Working on a firmware update now. The only question is, do I risk flashing the PCB in case they did make some mods I don’t know about :stuck_out_tongue:

email them to verify. I’m pretty sure you can backup the firmware using avrdude… don’t know how, but it can be done.

I think madgrizzle has it all covered. I have been looking at the MaslowDue code and it wouldn’t be hard to update the kinematics because you generally lift the work from the Maslow Firmware.

Whether or not the extra processing causes issues, I don’t know.

The other thing that slightly bothers me about the MaslowDue setup, is the initial setup. On a standard Maslow, we dole out the chains and know exactly the length of each chain from the start.

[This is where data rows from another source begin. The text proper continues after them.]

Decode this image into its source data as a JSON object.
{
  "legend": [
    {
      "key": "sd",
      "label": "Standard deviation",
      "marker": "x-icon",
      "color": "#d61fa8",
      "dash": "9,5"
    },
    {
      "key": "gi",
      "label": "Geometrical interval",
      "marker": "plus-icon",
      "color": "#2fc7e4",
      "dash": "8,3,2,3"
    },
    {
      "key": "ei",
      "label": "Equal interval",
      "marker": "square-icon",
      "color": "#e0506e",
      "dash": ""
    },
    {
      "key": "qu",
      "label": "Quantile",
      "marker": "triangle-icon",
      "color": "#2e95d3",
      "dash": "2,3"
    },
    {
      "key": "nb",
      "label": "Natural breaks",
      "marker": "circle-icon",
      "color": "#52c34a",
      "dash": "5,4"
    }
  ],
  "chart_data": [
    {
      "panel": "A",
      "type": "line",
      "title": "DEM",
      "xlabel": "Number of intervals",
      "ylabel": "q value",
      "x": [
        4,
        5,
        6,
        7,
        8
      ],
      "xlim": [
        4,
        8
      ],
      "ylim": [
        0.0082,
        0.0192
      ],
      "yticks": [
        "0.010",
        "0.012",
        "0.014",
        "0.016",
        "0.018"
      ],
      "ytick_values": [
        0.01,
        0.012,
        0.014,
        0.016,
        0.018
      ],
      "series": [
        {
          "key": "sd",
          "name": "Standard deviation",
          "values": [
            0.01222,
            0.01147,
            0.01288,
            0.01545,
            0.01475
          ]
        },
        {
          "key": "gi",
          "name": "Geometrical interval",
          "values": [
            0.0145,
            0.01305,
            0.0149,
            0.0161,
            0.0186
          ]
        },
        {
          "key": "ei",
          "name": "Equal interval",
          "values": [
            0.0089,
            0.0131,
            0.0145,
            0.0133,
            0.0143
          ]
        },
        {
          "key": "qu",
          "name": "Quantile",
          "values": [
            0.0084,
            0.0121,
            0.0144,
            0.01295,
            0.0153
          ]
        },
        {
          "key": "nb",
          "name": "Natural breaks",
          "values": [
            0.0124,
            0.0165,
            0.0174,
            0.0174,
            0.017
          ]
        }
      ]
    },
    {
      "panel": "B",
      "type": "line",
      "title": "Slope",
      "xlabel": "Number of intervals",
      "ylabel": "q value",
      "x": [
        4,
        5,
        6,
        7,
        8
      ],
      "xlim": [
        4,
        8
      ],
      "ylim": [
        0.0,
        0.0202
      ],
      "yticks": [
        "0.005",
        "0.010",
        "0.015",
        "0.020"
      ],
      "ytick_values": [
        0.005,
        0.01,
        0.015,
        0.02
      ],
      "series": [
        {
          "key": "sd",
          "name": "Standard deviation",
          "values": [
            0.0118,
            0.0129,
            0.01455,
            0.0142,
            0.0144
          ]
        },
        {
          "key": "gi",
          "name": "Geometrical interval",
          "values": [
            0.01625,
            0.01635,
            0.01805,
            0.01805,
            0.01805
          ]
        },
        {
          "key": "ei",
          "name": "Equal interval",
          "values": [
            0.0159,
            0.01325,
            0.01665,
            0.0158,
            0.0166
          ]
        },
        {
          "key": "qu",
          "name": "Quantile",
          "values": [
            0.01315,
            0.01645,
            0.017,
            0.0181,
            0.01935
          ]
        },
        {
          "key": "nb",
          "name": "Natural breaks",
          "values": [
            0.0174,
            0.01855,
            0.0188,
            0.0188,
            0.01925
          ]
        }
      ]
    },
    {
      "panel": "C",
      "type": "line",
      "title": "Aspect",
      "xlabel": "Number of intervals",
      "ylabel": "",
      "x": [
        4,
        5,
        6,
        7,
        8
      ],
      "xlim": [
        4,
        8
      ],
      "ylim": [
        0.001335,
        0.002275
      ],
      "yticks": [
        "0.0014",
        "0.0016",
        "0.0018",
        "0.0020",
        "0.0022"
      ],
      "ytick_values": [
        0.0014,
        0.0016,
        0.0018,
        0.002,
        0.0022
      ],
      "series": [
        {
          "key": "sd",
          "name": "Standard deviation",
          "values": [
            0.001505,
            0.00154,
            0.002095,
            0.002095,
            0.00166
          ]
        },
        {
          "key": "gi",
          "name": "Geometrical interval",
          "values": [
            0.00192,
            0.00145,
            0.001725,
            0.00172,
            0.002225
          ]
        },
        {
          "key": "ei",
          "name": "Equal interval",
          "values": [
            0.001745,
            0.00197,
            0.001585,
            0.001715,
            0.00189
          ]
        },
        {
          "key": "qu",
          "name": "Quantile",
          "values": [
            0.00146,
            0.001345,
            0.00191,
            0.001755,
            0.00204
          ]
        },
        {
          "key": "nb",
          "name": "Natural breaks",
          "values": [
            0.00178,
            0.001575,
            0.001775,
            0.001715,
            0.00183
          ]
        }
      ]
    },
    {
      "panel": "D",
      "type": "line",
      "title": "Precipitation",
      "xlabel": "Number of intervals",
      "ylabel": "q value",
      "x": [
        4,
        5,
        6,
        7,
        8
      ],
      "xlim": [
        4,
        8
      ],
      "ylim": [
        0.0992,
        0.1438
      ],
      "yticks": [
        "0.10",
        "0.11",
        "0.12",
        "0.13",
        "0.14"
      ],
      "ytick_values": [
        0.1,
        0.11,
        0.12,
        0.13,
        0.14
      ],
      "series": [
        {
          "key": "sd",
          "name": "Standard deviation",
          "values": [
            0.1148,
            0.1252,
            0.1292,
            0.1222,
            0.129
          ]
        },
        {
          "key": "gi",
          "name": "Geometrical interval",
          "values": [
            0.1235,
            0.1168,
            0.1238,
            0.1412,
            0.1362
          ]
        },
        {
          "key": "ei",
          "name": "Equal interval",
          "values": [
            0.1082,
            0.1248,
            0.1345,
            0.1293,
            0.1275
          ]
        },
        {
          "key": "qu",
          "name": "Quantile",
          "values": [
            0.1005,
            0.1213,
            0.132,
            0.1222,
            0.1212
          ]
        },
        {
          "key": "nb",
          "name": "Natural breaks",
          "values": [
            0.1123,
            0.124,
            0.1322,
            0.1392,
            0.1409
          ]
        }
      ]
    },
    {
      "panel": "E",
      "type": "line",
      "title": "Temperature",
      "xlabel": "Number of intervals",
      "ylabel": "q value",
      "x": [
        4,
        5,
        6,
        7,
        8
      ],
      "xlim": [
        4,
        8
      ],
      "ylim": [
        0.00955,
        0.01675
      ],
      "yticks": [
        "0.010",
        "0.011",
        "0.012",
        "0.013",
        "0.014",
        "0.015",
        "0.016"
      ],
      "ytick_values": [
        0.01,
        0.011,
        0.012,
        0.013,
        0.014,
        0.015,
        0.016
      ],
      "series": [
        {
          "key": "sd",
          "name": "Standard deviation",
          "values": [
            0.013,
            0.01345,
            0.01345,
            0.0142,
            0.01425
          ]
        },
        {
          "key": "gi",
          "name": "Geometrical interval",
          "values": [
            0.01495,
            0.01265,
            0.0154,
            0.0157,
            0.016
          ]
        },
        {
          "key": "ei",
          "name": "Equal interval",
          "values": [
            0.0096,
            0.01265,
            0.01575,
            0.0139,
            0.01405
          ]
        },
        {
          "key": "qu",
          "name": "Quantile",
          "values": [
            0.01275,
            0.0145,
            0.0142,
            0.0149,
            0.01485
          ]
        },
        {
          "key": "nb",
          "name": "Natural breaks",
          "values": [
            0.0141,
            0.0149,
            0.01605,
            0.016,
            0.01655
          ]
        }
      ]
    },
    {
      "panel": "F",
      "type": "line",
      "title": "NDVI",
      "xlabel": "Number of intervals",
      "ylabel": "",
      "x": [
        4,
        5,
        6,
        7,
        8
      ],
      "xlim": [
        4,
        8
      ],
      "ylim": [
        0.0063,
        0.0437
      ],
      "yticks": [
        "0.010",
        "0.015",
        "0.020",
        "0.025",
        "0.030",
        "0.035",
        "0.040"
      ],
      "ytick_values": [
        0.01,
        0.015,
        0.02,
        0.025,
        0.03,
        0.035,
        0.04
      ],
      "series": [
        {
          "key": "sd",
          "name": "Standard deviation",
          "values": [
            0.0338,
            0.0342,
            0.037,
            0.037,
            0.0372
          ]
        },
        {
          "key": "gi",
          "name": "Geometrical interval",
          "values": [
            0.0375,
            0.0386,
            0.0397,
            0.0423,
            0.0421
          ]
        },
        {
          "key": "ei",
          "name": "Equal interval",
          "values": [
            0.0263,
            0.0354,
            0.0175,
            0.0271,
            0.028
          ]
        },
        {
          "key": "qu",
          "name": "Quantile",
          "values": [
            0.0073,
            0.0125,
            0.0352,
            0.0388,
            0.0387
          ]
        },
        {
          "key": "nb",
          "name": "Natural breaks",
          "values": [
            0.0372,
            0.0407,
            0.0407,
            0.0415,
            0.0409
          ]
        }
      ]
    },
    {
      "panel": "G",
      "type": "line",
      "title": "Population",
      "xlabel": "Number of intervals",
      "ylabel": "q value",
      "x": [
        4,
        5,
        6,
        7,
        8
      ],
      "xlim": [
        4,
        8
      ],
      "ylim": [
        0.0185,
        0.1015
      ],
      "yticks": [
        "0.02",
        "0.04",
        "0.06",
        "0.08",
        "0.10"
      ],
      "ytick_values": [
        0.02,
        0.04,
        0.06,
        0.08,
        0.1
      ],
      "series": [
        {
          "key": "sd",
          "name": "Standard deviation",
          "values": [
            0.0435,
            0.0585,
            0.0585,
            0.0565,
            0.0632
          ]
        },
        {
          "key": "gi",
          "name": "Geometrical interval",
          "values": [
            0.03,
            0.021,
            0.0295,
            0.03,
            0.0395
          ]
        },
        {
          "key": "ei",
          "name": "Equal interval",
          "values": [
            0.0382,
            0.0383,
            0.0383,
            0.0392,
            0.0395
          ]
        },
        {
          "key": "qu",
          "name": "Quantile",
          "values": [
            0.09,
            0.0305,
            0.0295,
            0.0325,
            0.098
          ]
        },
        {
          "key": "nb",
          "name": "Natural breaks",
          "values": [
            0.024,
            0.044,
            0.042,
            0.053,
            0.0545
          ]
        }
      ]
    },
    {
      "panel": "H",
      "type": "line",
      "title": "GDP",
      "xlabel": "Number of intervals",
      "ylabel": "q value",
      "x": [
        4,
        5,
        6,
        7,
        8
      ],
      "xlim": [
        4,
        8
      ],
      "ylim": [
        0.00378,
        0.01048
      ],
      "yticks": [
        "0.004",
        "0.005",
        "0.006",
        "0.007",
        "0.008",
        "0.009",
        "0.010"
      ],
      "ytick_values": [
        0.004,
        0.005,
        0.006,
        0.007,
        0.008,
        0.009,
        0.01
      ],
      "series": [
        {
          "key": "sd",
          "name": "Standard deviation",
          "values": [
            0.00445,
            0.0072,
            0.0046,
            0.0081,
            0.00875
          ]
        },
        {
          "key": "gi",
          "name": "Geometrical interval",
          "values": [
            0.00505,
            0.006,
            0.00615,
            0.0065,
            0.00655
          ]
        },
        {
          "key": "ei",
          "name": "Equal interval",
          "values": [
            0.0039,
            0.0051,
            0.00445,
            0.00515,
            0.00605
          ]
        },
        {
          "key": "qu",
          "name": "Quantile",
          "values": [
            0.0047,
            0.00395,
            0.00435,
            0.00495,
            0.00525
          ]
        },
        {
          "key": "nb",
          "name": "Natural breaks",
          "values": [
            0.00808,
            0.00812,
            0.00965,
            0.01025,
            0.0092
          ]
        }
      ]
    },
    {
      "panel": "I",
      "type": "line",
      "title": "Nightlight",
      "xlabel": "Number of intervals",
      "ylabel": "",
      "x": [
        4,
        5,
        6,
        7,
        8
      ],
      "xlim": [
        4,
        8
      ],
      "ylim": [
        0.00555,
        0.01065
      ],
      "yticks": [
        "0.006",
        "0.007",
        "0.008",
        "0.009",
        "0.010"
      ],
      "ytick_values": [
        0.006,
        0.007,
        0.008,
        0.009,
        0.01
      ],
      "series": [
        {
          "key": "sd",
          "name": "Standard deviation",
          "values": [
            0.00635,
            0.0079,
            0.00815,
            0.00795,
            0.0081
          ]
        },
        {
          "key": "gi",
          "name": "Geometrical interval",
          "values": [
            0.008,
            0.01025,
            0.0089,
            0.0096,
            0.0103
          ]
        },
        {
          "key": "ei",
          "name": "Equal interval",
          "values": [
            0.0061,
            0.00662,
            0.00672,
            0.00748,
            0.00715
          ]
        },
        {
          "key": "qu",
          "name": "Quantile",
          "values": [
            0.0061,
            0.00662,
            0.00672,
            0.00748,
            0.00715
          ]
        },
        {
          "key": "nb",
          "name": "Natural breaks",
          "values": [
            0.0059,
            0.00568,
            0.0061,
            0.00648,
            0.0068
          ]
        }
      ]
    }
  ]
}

The MaslowDue takes an interesting tack and has the user move the sled to 0,0 by eyeballing it and then setting the chain lengths equal to what they should be at 0,0. The HoleyCalibration assumes the chain lengths reported are accurate. I want to explore what happens when they are not perfect because someone’s eyeball is defective.

Worst case scenario, we build in a routine to do the setup just like the Maslow and dole out the chain lengths. But ideally, if the Due setup can be made to be close enough, it is certainly a much more user friendly way to go. I don’t know if the HoleyCalibration can be modified to distill out the accurate chain lengths as well, that may be two too many variables to pull out.

I have been hoping and asking for this a long time. There has been releases where it was spot on and then it would be up or down (chain sag calc I guess). I can measure the centre of the sheet with a max error of 1mm (more like 0,5mm measuring from 4 sides). I would have loved to see the math take it from there, instead it insisted to know better then me where the centre of the sheet is. Assuming you can centre your sheet, I do not think of this as a bad approach.